Power lines on Maui in Kaanapali. (Nathan Eagle/Civil Beat/2023)
Hawaiian Electric Industries, whose equipment sparked the 2023 Lahaina fire, has given big raises to top executives.(Nathan Eagle/Civil Beat/2023)

But none of that prevented Hawaiian Electric Industries executives from getting raises, some in the seven figures. The compensation data, and the company’s reasoning for fattening executives’ paychecks after a historically bad year, are laid out in detail in a report to shareholders HEI filed with securities regulators on Friday.

Hawaiian Electric Industries’ president and chief executive, Scott Seu, got a one-year bump of $1.7 million, boosting his take-home pay to $3.2 million in 2024. Shelee Kimura, president and chief executive of HEI’s utility subsidiary, Hawaiian Electric Co. Inc., had a pay jump from $859,000 in 2023 to $1.5 million last year. And Ann Teranishi, president and chief executive of American Savings Bank, another HEI subsidiary, took home $2.6 million, up from $1.2 million the previous year. 

Those amounts don’t include additional, more speculative compensation that potentially vests with the executives later if the companies perform well. Counting total compensation, including stock awards, Seu earned $6.5 million in 2024 compared with $5.4 million in 2023, and Kimura earned $2.6 million versus $2.1 million. Those incentives do not apply to Teranishi because HEI sold its controlling interest in the bank in December.

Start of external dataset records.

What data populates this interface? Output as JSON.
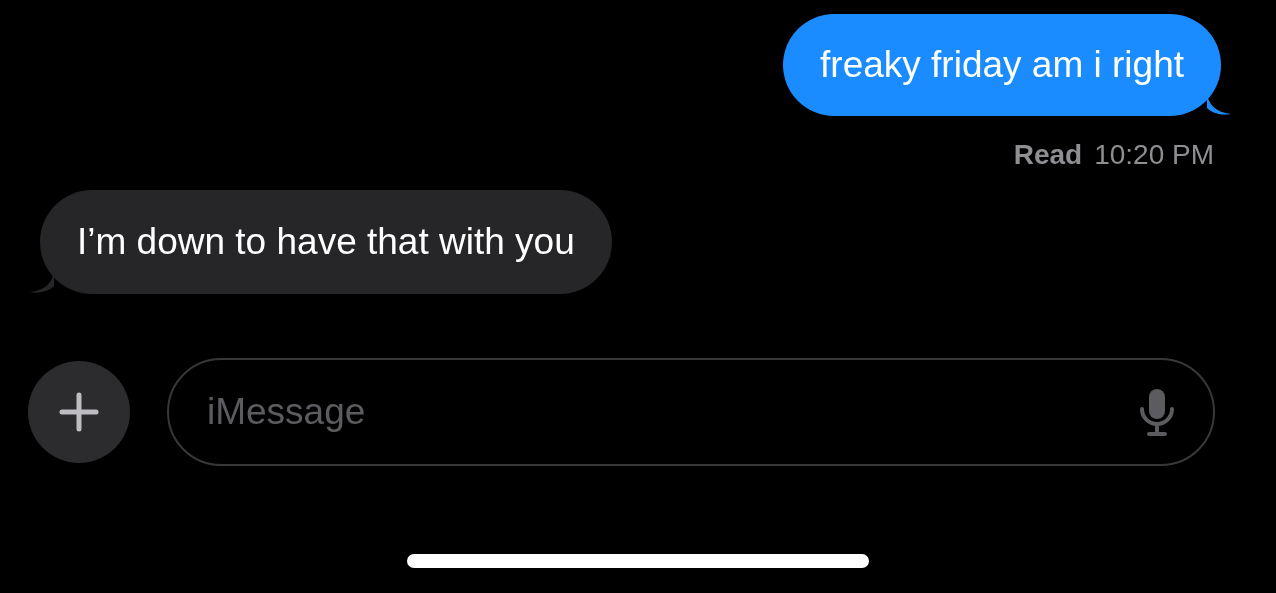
{
  "messages": [
    {
      "kind": "sent",
      "text": "freaky friday am i right"
    },
    {
      "kind": "received",
      "text": "I’m down to have that with you"
    }
  ],
  "receipt": {
    "status": "Read",
    "time": "10:20 PM"
  },
  "composer": {
    "placeholder": "iMessage"
  }
}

Julie Smolinski, HEI’s vice president for strategy and corporate sustainability, said the raises were justified because the executives brought the companies back from the brink of bankruptcy in 2024 without imposing additional costs on customers.

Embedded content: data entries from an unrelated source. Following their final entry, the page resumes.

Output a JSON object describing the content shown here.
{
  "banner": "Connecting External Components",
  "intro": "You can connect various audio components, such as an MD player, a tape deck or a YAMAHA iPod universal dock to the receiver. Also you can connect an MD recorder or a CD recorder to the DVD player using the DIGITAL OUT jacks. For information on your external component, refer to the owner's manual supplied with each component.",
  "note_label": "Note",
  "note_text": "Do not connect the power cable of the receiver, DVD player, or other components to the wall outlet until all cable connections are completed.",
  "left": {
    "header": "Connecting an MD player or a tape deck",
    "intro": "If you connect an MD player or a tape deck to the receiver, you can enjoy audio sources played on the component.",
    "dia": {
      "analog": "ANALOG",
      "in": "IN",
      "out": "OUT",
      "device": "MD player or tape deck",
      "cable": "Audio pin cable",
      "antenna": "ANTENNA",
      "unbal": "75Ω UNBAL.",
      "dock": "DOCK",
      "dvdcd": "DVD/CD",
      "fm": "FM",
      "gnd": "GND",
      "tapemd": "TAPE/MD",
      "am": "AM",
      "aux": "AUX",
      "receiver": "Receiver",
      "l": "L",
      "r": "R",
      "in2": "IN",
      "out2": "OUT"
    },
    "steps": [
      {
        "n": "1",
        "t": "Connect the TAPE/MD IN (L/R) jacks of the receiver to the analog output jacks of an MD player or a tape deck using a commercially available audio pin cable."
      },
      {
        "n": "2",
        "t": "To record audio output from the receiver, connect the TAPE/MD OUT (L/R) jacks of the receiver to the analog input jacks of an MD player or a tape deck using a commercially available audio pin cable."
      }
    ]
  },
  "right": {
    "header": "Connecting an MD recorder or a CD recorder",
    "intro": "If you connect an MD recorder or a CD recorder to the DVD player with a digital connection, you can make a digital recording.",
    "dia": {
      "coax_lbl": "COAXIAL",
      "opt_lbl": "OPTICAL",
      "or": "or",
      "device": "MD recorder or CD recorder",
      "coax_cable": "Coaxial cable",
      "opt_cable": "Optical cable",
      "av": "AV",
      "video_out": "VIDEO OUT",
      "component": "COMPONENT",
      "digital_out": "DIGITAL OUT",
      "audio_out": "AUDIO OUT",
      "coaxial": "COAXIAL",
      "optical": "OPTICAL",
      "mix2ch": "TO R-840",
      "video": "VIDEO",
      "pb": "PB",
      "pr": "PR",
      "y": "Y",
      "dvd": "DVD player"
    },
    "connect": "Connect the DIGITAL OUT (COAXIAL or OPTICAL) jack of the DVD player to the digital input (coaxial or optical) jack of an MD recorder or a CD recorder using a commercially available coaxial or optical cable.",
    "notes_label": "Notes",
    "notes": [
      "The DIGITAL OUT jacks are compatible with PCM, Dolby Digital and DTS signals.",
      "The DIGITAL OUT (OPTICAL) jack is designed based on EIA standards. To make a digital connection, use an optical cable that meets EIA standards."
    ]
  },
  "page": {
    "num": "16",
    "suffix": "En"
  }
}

“If you start the year facing the possibility of bankruptcy, then ending the year in a much stronger position — where you’ve put that behind you — that is a major accomplishment,” she said.

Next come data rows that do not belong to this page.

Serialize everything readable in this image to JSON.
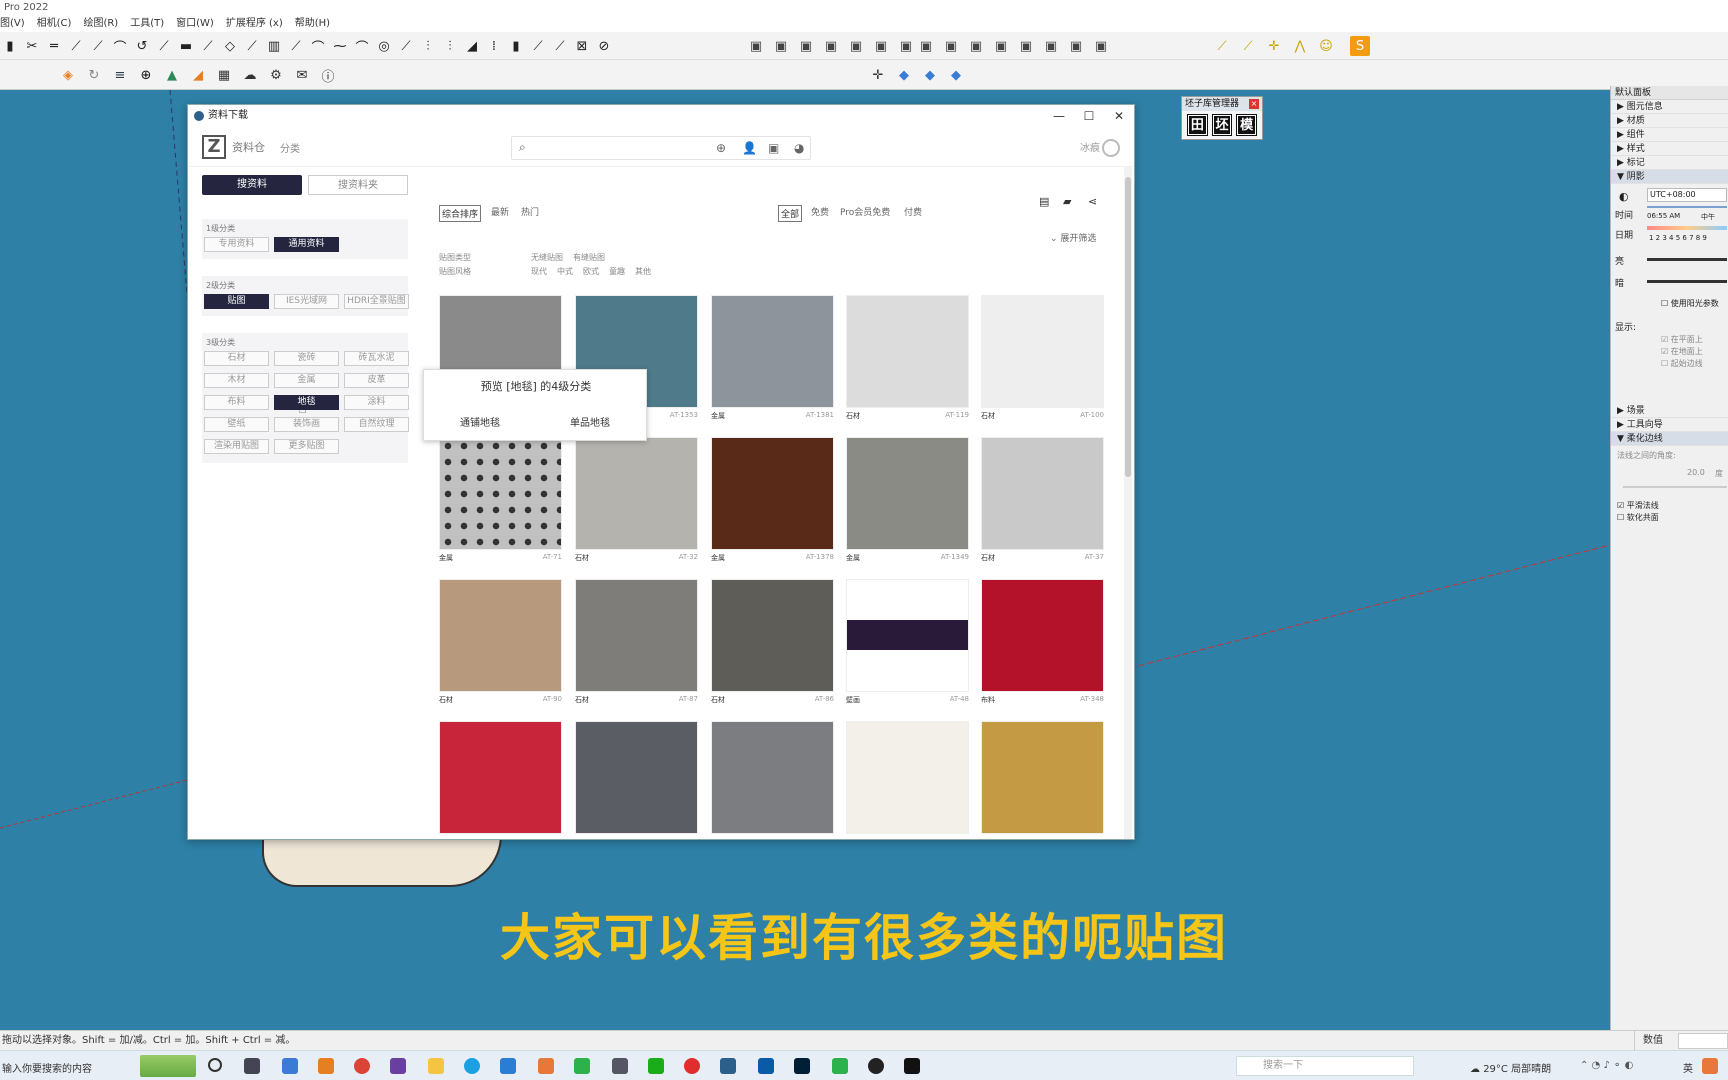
{
  "app": {
    "title": "Pro 2022"
  },
  "menu": [
    "图(V)",
    "相机(C)",
    "绘图(R)",
    "工具(T)",
    "窗口(W)",
    "扩展程序 (x)",
    "帮助(H)"
  ],
  "dialog": {
    "title": "资料下载",
    "brand": "资料仓",
    "brand_sub": "分类",
    "search_placeholder": "",
    "username": "冰痕",
    "tab_search_material": "搜资料",
    "tab_search_set": "搜资料夹",
    "level1": {
      "title": "1级分类",
      "items": [
        "专用资料",
        "通用资料"
      ],
      "active": "通用资料"
    },
    "level2": {
      "title": "2级分类",
      "items": [
        "贴图",
        "IES光域网",
        "HDRI全景贴图"
      ],
      "active": "贴图"
    },
    "level3": {
      "title": "3级分类",
      "items": [
        "石材",
        "瓷砖",
        "砖瓦水泥",
        "木材",
        "金属",
        "皮革",
        "布料",
        "地毯",
        "涂料",
        "壁纸",
        "装饰画",
        "自然纹理",
        "渲染用贴图",
        "更多贴图"
      ],
      "active": "地毯"
    },
    "sort": [
      "综合排序",
      "最新",
      "热门"
    ],
    "price": [
      "全部",
      "免费",
      "Pro会员免费",
      "付费"
    ],
    "expand": "展开筛选",
    "tag_type_label": "贴图类型",
    "tag_type": [
      "无缝贴图",
      "有缝贴图"
    ],
    "tag_style_label": "贴图风格",
    "tag_style": [
      "现代",
      "中式",
      "欧式",
      "童趣",
      "其他"
    ],
    "popup": {
      "title": "预览 [地毯] 的4级分类",
      "items": [
        "通铺地毯",
        "单品地毯"
      ]
    },
    "tiles": [
      {
        "label": "金属",
        "code": "AT-292",
        "color": "#8a8a8a"
      },
      {
        "label": "金属",
        "code": "AT-1353",
        "color": "#4f7a8a"
      },
      {
        "label": "金属",
        "code": "AT-1381",
        "color": "#8e949c"
      },
      {
        "label": "石材",
        "code": "AT-119",
        "color": "#dcdcdc"
      },
      {
        "label": "石材",
        "code": "AT-100",
        "color": "#eeeeee"
      },
      {
        "label": "金属",
        "code": "AT-71",
        "color": "#c0c0c0"
      },
      {
        "label": "石材",
        "code": "AT-32",
        "color": "#b5b3ae"
      },
      {
        "label": "金属",
        "code": "AT-1378",
        "color": "#5a2a18"
      },
      {
        "label": "金属",
        "code": "AT-1349",
        "color": "#8b8b86"
      },
      {
        "label": "石材",
        "code": "AT-37",
        "color": "#c9c9c9"
      },
      {
        "label": "石材",
        "code": "AT-90",
        "color": "#b79a7e"
      },
      {
        "label": "石材",
        "code": "AT-87",
        "color": "#7e7d7a"
      },
      {
        "label": "石材",
        "code": "AT-86",
        "color": "#5f5d58"
      },
      {
        "label": "壁画",
        "code": "AT-48",
        "color": "#ffffff"
      },
      {
        "label": "布料",
        "code": "AT-348",
        "color": "#b3122a"
      },
      {
        "label": "",
        "code": "",
        "color": "#c8253a"
      },
      {
        "label": "",
        "code": "",
        "color": "#5a5d63"
      },
      {
        "label": "",
        "code": "",
        "color": "#7b7d80"
      },
      {
        "label": "",
        "code": "",
        "color": "#f3f0ea"
      },
      {
        "label": "",
        "code": "",
        "color": "#c49a45"
      }
    ]
  },
  "component_manager": {
    "title": "坯子库管理器",
    "buttons": [
      "田",
      "坯",
      "模"
    ]
  },
  "right_panel": {
    "header": "默认面板",
    "sections": [
      "图元信息",
      "材质",
      "组件",
      "样式",
      "标记",
      "阴影"
    ],
    "tz": "UTC+08:00",
    "time_label": "时间",
    "time_val": "06:55 AM",
    "time_mid": "中午",
    "date_label": "日期",
    "date_ticks": "1 2 3 4 5 6 7 8 9",
    "light": "亮",
    "dark": "暗",
    "use_sun": "使用阳光参数",
    "display": "显示:",
    "on_face": "在平面上",
    "on_ground": "在地面上",
    "from_edges": "起始边线",
    "more_sections": [
      "场景",
      "工具向导",
      "柔化边线"
    ],
    "angle_label": "法线之间的角度:",
    "angle_val": "20.0",
    "angle_unit": "度",
    "smooth": "平滑法线",
    "soften": "软化共面"
  },
  "subtitle": "大家可以看到有很多类的呃贴图",
  "status": {
    "hint": "拖动以选择对象。Shift = 加/减。Ctrl = 加。Shift + Ctrl = 减。",
    "value_label": "数值"
  },
  "taskbar": {
    "search": "输入你要搜索的内容",
    "search2": "搜索一下",
    "weather": "29°C 局部晴朗",
    "lang": "英"
  }
}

“Given where we started, how do you measure success?” she added.

Major accomplishments included raising $558 million from the sale of new stock, and selling a 90% stake in American Savings Bank to a local investor group, which raised another $384 million in cash, Smolinski said.

That allowed HEI to fund its share of a $4.04 billion Maui wildfire settlement without costing customers, said Jim Kelly, Hawaiian Electric Co. Inc.’s vice president for government and community relations and corporate communications. And lawmakers seem willing to further shore up HECO’s finances by advancing two bills this legislative session, he said.

“I feel like we’re sitting here on March 19 with some momentum behind them,” Kelly said.

Nonetheless, the scope of the executive pay may sit poorly with HECO customers, who pay the highest power rates in the country. Seu’s total compensation last year — $6,536,011 — is 58 times more than the average total compensation of the median HEI employee, which was $112,593, the company reported to shareholders.

Seu’s compensation is paid by HEI shareholders, not utility ratepayers, Kelly stressed.

Jack Roose, principal of the consulting firm Organizational Alignment, which has advised Hawaiʻi nonprofits and trusts on executives compensation, said pay incentives generally reward leaders for meeting strategic goals.

The challenge is when there’s an incident like the Lahaina fire, which can undermine executives’ ability to meet performance goals unless metrics are adjusted for such black swan events.

“The incentive plans are geared for normal life,” Roose said. “Things like the Maui situation are once-in-100-years events.”

In HEI’s case, a board of directors Compensation and Human Capital Management Committee establishes metrics with the help of an independent compensation consultant, Frederic W. Cook & Co. Inc

Some elements of compensation such as base salaries are established by looking at salaries of similar-sized utilities, the company’s proxy statement indicates. That’s meant to attract and retain quality executives, Smolinski said.

HEI’s stock performance in 2023 and 2024 — a key metric for incentive pay — met none of the goals laid out in the company’s long-term incentive metrics. As a result, executives qualified for none of those compensation incentives.

But for 2024, the metrics were adjusted by the compensation committee, Smolinski said, so executives wouldn’t be penalized for helping craft a settlement that freed the company from litigation risks at great cost to its bottom line. Shareholders will be able to vote for or against the raises during HEI’s annual meeting in May.